Though the Black community as a whole is affected by the hepatitis C virus, Simmons says it’s important for us to think about “Which communities within the Black community might be disproportionately impacted.”

Hepatitis and the Black Incarcerated Population

Despite making up only 12.4 percent of the U.S. population, Black people account for 38.3 percent of prisoners, according to the Federal Bureau of Prisons. People who are incarcerated and living with hepatitis C face serious barriers to accessing treatment. 

“For a number of years, jails and prisons have not provided access to hepatitis C treatment while incarcerated,” Simmons said. “And again, due to advocacy and litigation, we have seen more correctional facilities providing access to treatment now than we did 10 years ago, but we still have a long way to go.”

Unhoused Black people at risk

Simmons says the Black unhoused community is particularly at risk for hepatitis A, which is a short-term liver infection often contracted through contaminated food or water. 

According to a 2020 report on national homelessness, an estimated 40 percent of people experiencing homelessness were Black. About a quarter of the unsheltered homeless community — people sleeping out in the open on sidewalks or on bus or park benches — was Black, the annual assessment conducted by the U.S. Department of Housing and Urban Development also noted. 

“We’ve seen a number of outbreaks of hepatitis A among people experiencing homelessness. So again, thinking about health disparities and the fact that homelessness often disproportionately impacts the Black community, the Black community tends to be at risk for hepatitis A infections,” Simmons said. 

The ongoing fight for access to treatment

As a coalition of patients, providers, community-based organizations, and public health partners, the National Viral Hepatitis Roundtable (NVHR) is working to bring an end to global hepatitis.

NVHR recently launched a collaboration with the National Alliance of State and Territorial Aids Directors and the National Association of County and City Health Officials that’s focused on people who use drugs.

“We’re approaching it with a health equity lens. And so there’s a focus on racial and ethnic communities who are disproportionately impacted by hepatitis B and hepatitis C…We’re going to be providing technical assistance and training to those network members to help address any unmet need as it relates to viral hepatitis and substance disorder care in that community. And so the Black community is very much a focus of that new collaboration,” Simmons said. 

In 2014, when a curative form of therapy called direct-acting antivirals came to the market, Simmons said “insurance companies immediately put barriers into place…due to the high costs of those medications.”

“While we’ve seen a number of the barriers come down, there is a lot that still remains in place…some examples of the barriers that we saw were that insurance companies would require that you have the severe liver disease before they would treat your hepatitis C infection, which is something that’s a requirement that is very much unique to hepatitis C treatment.
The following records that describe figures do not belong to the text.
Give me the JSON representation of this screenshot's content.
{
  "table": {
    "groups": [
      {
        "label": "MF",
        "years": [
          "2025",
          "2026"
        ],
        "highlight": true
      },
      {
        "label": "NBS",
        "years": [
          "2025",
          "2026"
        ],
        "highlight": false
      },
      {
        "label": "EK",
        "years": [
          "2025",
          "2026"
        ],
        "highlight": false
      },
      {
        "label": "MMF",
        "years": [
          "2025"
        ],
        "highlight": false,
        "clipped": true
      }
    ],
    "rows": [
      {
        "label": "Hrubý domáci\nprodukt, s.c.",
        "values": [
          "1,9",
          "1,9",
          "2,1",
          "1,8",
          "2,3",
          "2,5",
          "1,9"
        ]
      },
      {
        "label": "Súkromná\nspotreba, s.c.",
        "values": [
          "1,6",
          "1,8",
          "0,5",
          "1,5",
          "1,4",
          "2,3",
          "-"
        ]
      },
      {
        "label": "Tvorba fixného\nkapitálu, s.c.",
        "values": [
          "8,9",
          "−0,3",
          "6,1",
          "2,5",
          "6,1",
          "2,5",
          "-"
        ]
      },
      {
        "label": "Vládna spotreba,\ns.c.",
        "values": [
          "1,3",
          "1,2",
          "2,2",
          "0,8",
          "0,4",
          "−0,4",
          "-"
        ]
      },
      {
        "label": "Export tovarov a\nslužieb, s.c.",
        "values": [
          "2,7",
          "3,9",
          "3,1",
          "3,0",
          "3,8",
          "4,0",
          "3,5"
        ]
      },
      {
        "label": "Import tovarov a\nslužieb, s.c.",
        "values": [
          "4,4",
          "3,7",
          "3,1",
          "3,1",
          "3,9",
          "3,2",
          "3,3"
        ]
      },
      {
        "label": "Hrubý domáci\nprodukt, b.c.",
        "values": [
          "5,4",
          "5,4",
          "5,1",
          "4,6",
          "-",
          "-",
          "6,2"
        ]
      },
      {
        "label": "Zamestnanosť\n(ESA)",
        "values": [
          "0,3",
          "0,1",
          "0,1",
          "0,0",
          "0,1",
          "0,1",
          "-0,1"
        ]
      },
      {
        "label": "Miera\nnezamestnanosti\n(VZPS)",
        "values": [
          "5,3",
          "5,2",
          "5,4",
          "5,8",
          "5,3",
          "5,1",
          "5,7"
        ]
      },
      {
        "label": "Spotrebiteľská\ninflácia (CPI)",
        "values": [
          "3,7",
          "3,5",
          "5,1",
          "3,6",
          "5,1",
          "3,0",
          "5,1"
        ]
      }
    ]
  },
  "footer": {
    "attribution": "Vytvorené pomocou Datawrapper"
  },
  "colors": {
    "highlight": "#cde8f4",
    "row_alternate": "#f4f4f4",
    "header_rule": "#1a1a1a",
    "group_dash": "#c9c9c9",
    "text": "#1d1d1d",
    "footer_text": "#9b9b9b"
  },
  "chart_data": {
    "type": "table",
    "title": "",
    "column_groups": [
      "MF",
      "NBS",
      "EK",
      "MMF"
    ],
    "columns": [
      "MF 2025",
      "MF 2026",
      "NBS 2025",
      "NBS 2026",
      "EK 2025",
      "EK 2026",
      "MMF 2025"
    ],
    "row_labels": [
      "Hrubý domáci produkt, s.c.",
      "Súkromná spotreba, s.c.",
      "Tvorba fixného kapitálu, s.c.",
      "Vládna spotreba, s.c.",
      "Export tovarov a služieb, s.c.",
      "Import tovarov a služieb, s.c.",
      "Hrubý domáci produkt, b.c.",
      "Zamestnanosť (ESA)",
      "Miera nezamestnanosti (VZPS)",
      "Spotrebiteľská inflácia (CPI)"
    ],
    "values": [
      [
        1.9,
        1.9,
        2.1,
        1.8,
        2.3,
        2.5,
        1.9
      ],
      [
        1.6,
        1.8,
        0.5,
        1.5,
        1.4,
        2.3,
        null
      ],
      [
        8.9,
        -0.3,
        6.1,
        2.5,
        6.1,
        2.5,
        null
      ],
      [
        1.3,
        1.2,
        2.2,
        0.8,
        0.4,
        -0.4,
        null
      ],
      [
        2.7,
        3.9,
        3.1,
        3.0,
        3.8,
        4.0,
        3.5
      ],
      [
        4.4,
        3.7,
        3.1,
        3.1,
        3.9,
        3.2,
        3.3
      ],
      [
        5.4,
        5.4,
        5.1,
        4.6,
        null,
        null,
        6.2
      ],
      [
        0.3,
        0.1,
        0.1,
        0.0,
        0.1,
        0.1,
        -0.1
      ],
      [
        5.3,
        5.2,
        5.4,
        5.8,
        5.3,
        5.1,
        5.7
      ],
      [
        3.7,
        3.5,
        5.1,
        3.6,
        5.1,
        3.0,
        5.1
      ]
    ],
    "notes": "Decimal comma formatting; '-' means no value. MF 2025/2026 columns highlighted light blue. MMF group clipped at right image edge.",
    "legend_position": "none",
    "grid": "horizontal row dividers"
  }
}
If you think about cancer, we don’t tell people, ‘oh, you’ve got to wait until you have stage four cancer before we’re treated,’” Simmons said.

“We also saw an insurance company just require that patients be abstinent from drugs and alcohol. And so this continues to be probably the most widespread barrier that we’re seeing,” she continued. 

Considering the barriers people living with hepatitis face, NVHR has made it its mission to fight to increase access to hepatitis C treatment in state Medicaid programs. 

“We have data that shows that a large number of people who are living with hepatitis C receive Medicaid. And so that has been our focus over the last five years,” Simmons said.